Dark magic

Scoping an MVP is a delicate balance that can make or break a company. We’ve all seen projects where overspending on an overly ambitious MVP drained resources and led to failure. On the flip side, we’ve also seen projects and opportunities slip away because the MVP was not interesting enough and later on someone else nails it - It was a good idea after all… In my 15+ years of making projects, and co-creating with many different people, I’ve encountered these challenges time and again, and I’ve had my share failures and successes.

I’ll be sharing my experiences and war stories to hopefully help some of you navigate this tricky terrain.

Is it worth it?

MVP, for me has to answer just one question: “Is this worth my time?” And I should spend as little resources as possible to answer this question. The goal is to be able to show enough to a few clients/users (or investors at times) so that they can feel what the product could be, understand it and validate that the features I think are important are actually important. Users should use 100% of the MVP features naturally and ask for a few more. That would mean success. If there are features they don’t really use, means I am biased to do things I like or the idea needs work. Either way, I need to rethink what’s really the point of the product that attracts the users.

Futureproofing

Scaling, stability, clean code, “cool” features are not important and I don’t spend any time at all on it, of course with experience things just come out clean naturally and if you have developed your workflow over time to automate scalability, then you can have a scalable and clean solution at MVP stage which happens most of the times these days for me. But I don’t really put any extra time on scalability. If it can handle 10 or 20 users, that’s just fine.

What should be there?

An easy heuristic would be: If Im telling someone about the product for the first time, how many features do I really need to mention (and which) until they really start listening (spark of interest). Those are the product features that I need to add. And I need to add them just well enough so that people understand it and try it and I can tell the story. The less features I need to tell a story the better I can focus on really delivering that promise of quality and usefulness, even if the MVP itself doesn’t fully solve the problem yet. It’s all about people beliving your promise that the tool will rock their lives.

Amazing but discardable

It should be absolutely fine to throw away the MVP and start from scratch after a successful MVP run. It’s always much easier to re-write then it is to write. And when you already have the confidence and the backing of your users, peers and investors, and you have your critical features figured out, you can really focus on bringing that product to the spotlight and getting ready for success.
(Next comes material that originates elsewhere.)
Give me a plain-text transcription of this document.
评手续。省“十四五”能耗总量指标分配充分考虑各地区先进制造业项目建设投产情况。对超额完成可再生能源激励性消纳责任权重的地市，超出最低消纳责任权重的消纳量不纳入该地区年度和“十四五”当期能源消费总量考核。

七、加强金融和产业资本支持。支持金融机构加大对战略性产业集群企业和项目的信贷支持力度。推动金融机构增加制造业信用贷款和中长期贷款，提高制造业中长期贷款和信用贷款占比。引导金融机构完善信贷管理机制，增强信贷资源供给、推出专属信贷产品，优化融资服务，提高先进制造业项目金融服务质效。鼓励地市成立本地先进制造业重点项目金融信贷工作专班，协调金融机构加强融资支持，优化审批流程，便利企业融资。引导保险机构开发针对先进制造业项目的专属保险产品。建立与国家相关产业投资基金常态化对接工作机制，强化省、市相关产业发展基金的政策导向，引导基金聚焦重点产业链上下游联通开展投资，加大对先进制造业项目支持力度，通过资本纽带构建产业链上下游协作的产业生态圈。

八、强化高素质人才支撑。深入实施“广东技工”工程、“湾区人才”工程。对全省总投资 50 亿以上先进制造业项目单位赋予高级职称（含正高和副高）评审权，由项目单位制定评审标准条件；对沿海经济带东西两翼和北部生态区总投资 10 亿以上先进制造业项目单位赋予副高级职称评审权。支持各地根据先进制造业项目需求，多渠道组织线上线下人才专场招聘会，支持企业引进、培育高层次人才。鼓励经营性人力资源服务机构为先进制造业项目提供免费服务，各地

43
That time when we took it to the extreme

Here’s a very illustrative example from way back when. In 2009 I was part of a an art project that required the creation of an iPhone app (iPhones and apps were really a new thing back then) it was an insanely technically challenging app that relied heavily on very specific UX design, and we had almost no time for it.

We had to recreate the iPhone maps app but add turn by turn navigation (iPhone didn’t do that back then) and add extra instructions that would make people get lost and interact with other people at every turn on the way and still get to their destination in the end (although it could take quite a while).

We had little more then 3 weeks to do this (production team of 2, only me coding) and we needed the app to be user tested extensively and the extra instructions designed to perfection. It seemed almost impossible…

My colleague at the time (and business partner for many years after that) Rui Guerra, had the brilliant insight that the first prototype needed to be out for testing in a few hours after the first meeting. He was right. We did it by running to buy notebooks and pens, drawing rough maps and instructions on every page and sending everyone in the lab out to the street pretending that the notebooks were a phone. This proved critical and all the most important design decisions were done by extensively using those notebooks for two weeks while I struggled my way through developing the first working version of the app.

The app grew from silly, to incredibly interesting by iterating on those notebooks, and MVP was actually reached before the first broken version of the app was built.

When I got the app to finally work, we already knew exactly how to design the instructions so they would be fun for our users and, not only, we managed to make the deadline, the project was a success. You could argue that it wasn’t an MVP, just a prototype, but I am sure that if the app wouldn’t have woked, we would have just designed and printed really fancy notebooks and still make the project successful. The notebooks definitely answered the question “Is this worth my time?” and without that, we would have given up.

Hope this helps anyone, and wish you all great success.